Duty of Care: The Climate Trials is a compelling documentary from Belgium that follows the groundbreaking legal battles led by Dutch lawyer Roger Cox to hold governments and major oil companies legally accountable for climate inaction. Through court footage and expert interviews, the film shows how Cox’s cases – including those against the Dutch government and Shell – helped establish the principle that states and corporations owe a “duty of care” to protect citizens and future generations from the devastating effects of climate change. The 56-minute documentary, directed by Nic Balthazar, blends courtroom drama with global climate advocacy, highlighting how legal strategies are becoming a powerful tool in the fight for climate justice. Duty of Care inspires reflection on law, responsibility and climate action.

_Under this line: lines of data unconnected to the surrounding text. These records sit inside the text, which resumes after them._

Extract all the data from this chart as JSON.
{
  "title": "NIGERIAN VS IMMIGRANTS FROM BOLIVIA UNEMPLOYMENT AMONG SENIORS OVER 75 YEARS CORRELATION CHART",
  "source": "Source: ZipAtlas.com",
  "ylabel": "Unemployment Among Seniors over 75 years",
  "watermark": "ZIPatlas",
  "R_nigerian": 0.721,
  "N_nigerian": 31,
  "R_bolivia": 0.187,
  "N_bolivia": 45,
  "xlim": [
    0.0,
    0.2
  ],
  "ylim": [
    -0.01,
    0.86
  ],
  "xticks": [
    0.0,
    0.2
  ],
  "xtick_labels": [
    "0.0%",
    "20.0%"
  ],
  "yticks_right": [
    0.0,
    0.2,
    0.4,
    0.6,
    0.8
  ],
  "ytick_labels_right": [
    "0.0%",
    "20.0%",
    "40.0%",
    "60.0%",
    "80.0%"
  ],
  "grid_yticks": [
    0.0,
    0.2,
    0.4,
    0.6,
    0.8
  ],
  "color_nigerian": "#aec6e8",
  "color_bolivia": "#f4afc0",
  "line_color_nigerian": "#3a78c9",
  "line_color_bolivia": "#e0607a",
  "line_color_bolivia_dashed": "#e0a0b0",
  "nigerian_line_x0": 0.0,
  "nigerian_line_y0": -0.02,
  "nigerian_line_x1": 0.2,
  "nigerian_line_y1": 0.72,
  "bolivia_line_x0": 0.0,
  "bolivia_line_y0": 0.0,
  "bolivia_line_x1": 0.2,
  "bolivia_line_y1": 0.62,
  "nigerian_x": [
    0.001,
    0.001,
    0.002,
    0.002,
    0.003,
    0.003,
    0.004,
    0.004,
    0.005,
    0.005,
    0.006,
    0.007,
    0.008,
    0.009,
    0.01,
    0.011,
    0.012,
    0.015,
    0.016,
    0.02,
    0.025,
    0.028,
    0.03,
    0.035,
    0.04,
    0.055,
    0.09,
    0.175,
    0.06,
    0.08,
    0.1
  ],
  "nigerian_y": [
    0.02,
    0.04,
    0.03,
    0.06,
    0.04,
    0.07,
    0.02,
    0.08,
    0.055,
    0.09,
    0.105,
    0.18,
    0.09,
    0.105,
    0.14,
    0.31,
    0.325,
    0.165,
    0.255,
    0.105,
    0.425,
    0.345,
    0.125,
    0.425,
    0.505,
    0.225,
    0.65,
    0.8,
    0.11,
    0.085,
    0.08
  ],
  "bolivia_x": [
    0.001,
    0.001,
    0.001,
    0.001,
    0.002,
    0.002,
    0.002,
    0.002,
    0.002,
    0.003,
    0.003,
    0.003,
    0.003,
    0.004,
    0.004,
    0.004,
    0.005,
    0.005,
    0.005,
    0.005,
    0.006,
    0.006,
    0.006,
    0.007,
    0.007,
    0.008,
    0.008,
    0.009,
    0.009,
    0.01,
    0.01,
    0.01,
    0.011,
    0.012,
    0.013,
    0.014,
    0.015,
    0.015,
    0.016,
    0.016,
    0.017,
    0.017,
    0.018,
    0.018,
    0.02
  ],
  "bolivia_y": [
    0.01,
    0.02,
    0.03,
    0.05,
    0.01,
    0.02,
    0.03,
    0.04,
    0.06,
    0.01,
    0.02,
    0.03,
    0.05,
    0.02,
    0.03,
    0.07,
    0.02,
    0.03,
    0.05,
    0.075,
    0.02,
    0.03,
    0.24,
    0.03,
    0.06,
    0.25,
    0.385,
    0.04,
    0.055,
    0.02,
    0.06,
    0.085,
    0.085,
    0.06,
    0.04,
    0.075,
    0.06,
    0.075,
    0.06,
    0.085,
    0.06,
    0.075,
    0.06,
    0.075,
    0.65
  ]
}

Screening of the documentary "Woord x Macht x Strijd" with Jan Blommaert

Woord x Macht x Strijd is a 50-minute web documentary that reflects on the life, work and ideas of the Belgian sociolinguist and public intellectual Jan Blommaert. The film was created by Docwerkers together with a network of collaborators as a tribute after Blommaert announced he had terminal cancer, capturing extended conversations about language, power, and inequality. Against the backdrop of his own academic and activist career, Blommaert discusses how language shapes society and education, the role of public scholarship in social change, and the struggles against right-wing movements, while also highlighting hope, resistance and collective action. The result is both a masterclass in critical thinking and a personal testament to the social relevance of scholarship.